Das Land habe sich mit Einführung des Bodenschutzgesetzes die Möglichkeit eröffnet, in solchen Situationen Polizeirecht anzuwenden und den Grundeigentümer als „Zustandsstörer” bis zur Höhe des Verkehrswertes an den Kosten zu beteiligen. Räpple erinnert daran, dass der BLHV dies grundsätzlich abgelehnt habe. Bürgern sei nur schwer vermittelbar, dass der Staat in solchen Fällen dem Grundeigentümer, den keinerlei Schuld treffe, schmerzhafte Zahlungsbefehle ins Haus schicke. Dies werde als äußerst unfairer Akt empfunden.
Das Einzige, was sich ein Grundeigentümer vorwerfen lassen könnte, sei, bei der Verpachtung seiner Felder den Einsatz jeglichen Kompostes nicht ausgeschlossen zu haben. In der Vergangenheit habe es jedoch keinen  Anlass gegeben, solche Ausschlussklauseln bezüglich Kompost in den gängigen Musterpachtverträgen aufzunehmen.
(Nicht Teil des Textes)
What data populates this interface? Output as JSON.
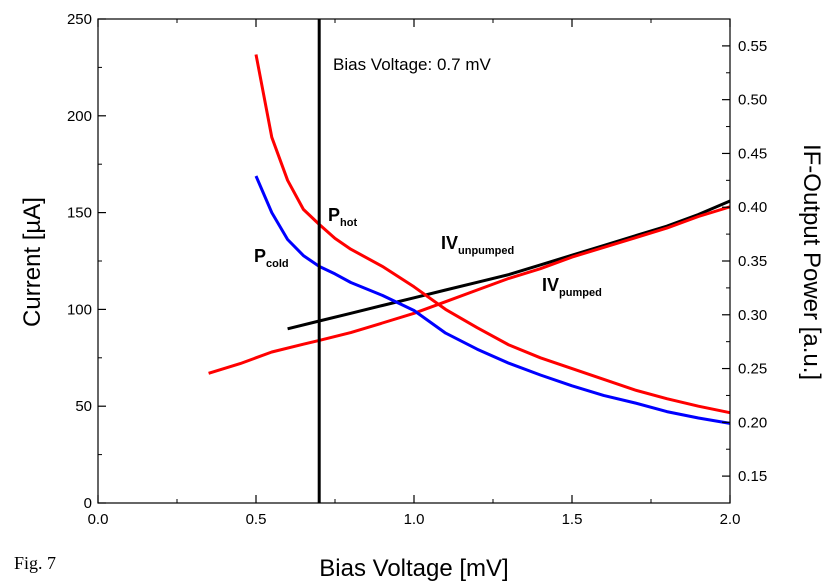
{
  "caption": "Fig. 7",
  "chart_data": {
    "type": "line",
    "xlabel": "Bias Voltage [mV]",
    "ylabel": "Current [µA]",
    "y2label": "IF-Output Power [a.u.]",
    "xlim": [
      0.0,
      2.0
    ],
    "ylim": [
      0,
      250
    ],
    "y2lim": [
      0.125,
      0.575
    ],
    "x_ticks": [
      "0.0",
      "0.5",
      "1.0",
      "1.5",
      "2.0"
    ],
    "y_ticks": [
      "0",
      "50",
      "100",
      "150",
      "200",
      "250"
    ],
    "y2_ticks": [
      "0.15",
      "0.20",
      "0.25",
      "0.30",
      "0.35",
      "0.40",
      "0.45",
      "0.50",
      "0.55"
    ],
    "grid": false,
    "annotation": "Bias Voltage: 0.7 mV",
    "marker_x": 0.7,
    "series": [
      {
        "label_main": "IV",
        "label_sub": "unpumped",
        "axis": "left",
        "color": "#000000",
        "x": [
          0.6,
          0.7,
          0.8,
          0.9,
          1.0,
          1.1,
          1.2,
          1.3,
          1.4,
          1.5,
          1.6,
          1.7,
          1.8,
          1.9,
          2.0
        ],
        "y": [
          90,
          94,
          98,
          102,
          106,
          110,
          114,
          118,
          123,
          128,
          133,
          138,
          143,
          149,
          156
        ]
      },
      {
        "label_main": "IV",
        "label_sub": "pumped",
        "axis": "left",
        "color": "#ff0000",
        "x": [
          0.35,
          0.45,
          0.55,
          0.65,
          0.7,
          0.8,
          0.9,
          1.0,
          1.1,
          1.2,
          1.3,
          1.4,
          1.5,
          1.6,
          1.7,
          1.8,
          1.9,
          2.0
        ],
        "y": [
          67,
          72,
          78,
          82,
          84,
          88,
          93,
          98,
          104,
          110,
          116,
          121,
          127,
          132,
          137,
          142,
          148,
          153
        ]
      },
      {
        "label_main": "P",
        "label_sub": "hot",
        "axis": "right",
        "color": "#ff0000",
        "x": [
          0.5,
          0.55,
          0.6,
          0.65,
          0.7,
          0.75,
          0.8,
          0.9,
          1.0,
          1.1,
          1.2,
          1.3,
          1.4,
          1.5,
          1.6,
          1.7,
          1.8,
          1.9,
          2.0
        ],
        "y": [
          0.542,
          0.465,
          0.425,
          0.398,
          0.384,
          0.371,
          0.361,
          0.345,
          0.326,
          0.305,
          0.288,
          0.272,
          0.26,
          0.25,
          0.24,
          0.23,
          0.222,
          0.215,
          0.209
        ]
      },
      {
        "label_main": "P",
        "label_sub": "cold",
        "axis": "right",
        "color": "#0000ff",
        "x": [
          0.5,
          0.55,
          0.6,
          0.65,
          0.7,
          0.75,
          0.8,
          0.9,
          1.0,
          1.1,
          1.2,
          1.3,
          1.4,
          1.5,
          1.6,
          1.7,
          1.8,
          1.9,
          2.0
        ],
        "y": [
          0.429,
          0.395,
          0.37,
          0.355,
          0.345,
          0.338,
          0.33,
          0.318,
          0.304,
          0.283,
          0.268,
          0.255,
          0.244,
          0.234,
          0.225,
          0.218,
          0.21,
          0.204,
          0.199
        ]
      }
    ]
  }
}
„Ich würde mir wünschen, dass das Land sich darum bemüht, das immer noch verbreitet hohe Ansehen von vermeintlich gutem Kompost zu erhalten. Hierzu ist es unverzichtbar, dass Landwirte und Eigentümer das Gefühl haben, dass mit ihnen fair umgegangen wird, wenn es einmal Probleme gibt. Das Land muss also im PFC-Fall auf die mögliche Anwendung von Polizeirecht verzichten und Landwirten den entstehenden Vermarktungsschaden zumindest ansatzweise ausgleichen”, betont Werner Räpple in seinem Brief.